Dr. Pattanathu Rahman, microbial biotechnologist from the University of Portsmouth and Director of TeeGene, worked with academics and Ph.D. Scholar Mr Sam Joy from 2015 to create a biosurfacant by brewing rice straw with enzymes. The scientists believe this environmentally friendly method results in a high quality ingredient that manufacturing industries are crying out for.
Dr. Rahman said: "Surfactants are everywhere, including detergent, fabric softener, glue insecticides, shampoo, toothpaste, paint, laxatives and make up. Imagine if we could make and manufacture biosurfacants in sufficient quantities to use instead of surfactants, taking the manmade chemical bonds out of these products. This research shows that with the use of agricultural waste such as rice straws, which is in plentiful supply, we are a step closer."
Scientists behind the research believe the use of biosurfactants created from rice straw or other agricultural waste could have a positive ecological effect in a number of ways:
- There is significant concern about the impact of the chemical surfactants used in household products, most of which ends up in the oceans.
- Rice straw is a natural by-product of the rice harvest, with millions of tonnes created worldwide every year.
- Farmers often burn the waste producing harmful environmental emissions. Using it to create another product could be an efficient and beneficial recycling process.
- There could also be an economic advantage to using biosurfacants produced from agricultural waste.
Dr. Rahman explains: "The levels of purity needed for biosurfactants in the industries in which they're used is extremely high. Because of this, they can be very expensive. However, the methods we have of producing them make it much more economical and cost efficient. It's a very exciting technology with tremendous potential for applications in a range of industries."
The study shows that biosurfactants could be a potential alternative for the synthetic surfactant molecules, with a market value of $US2.8 billion in 2023. The considerable interest in biosurfactants in recent years is also due to their low toxicity, biodegradable nature and specificity, which would help them meet the European Surfactant Directive.
Dr.

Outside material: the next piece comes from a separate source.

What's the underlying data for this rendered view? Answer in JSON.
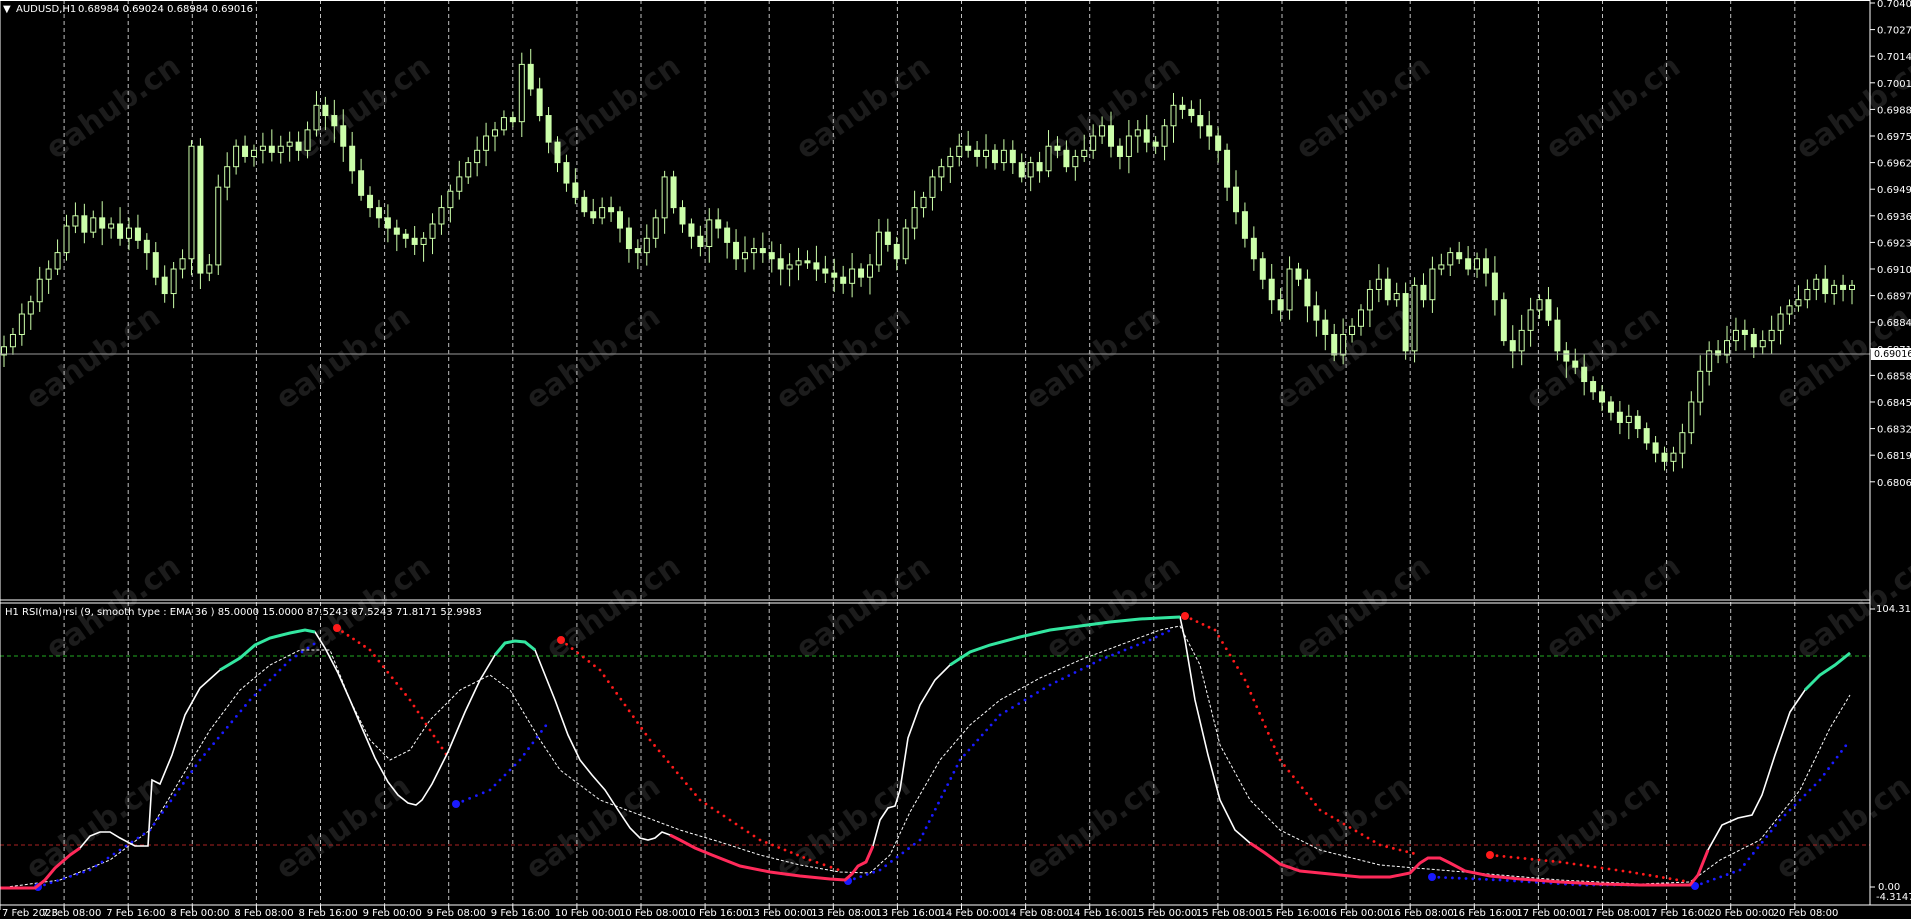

Rahman says the process of producing biosurfacants calls for new attitudes to soap and cleaning products.
He explains: "Most people consider soap to be an effective means of removing bacteria from their skin. However, we have flipped this concept on its head by discovering a way to create soap from bacteria. They have anti-microbial properties suitable for cosmetic products and biotherapeutics. This approach will channelise the majority of the waste management solutions and could create new job opportunities."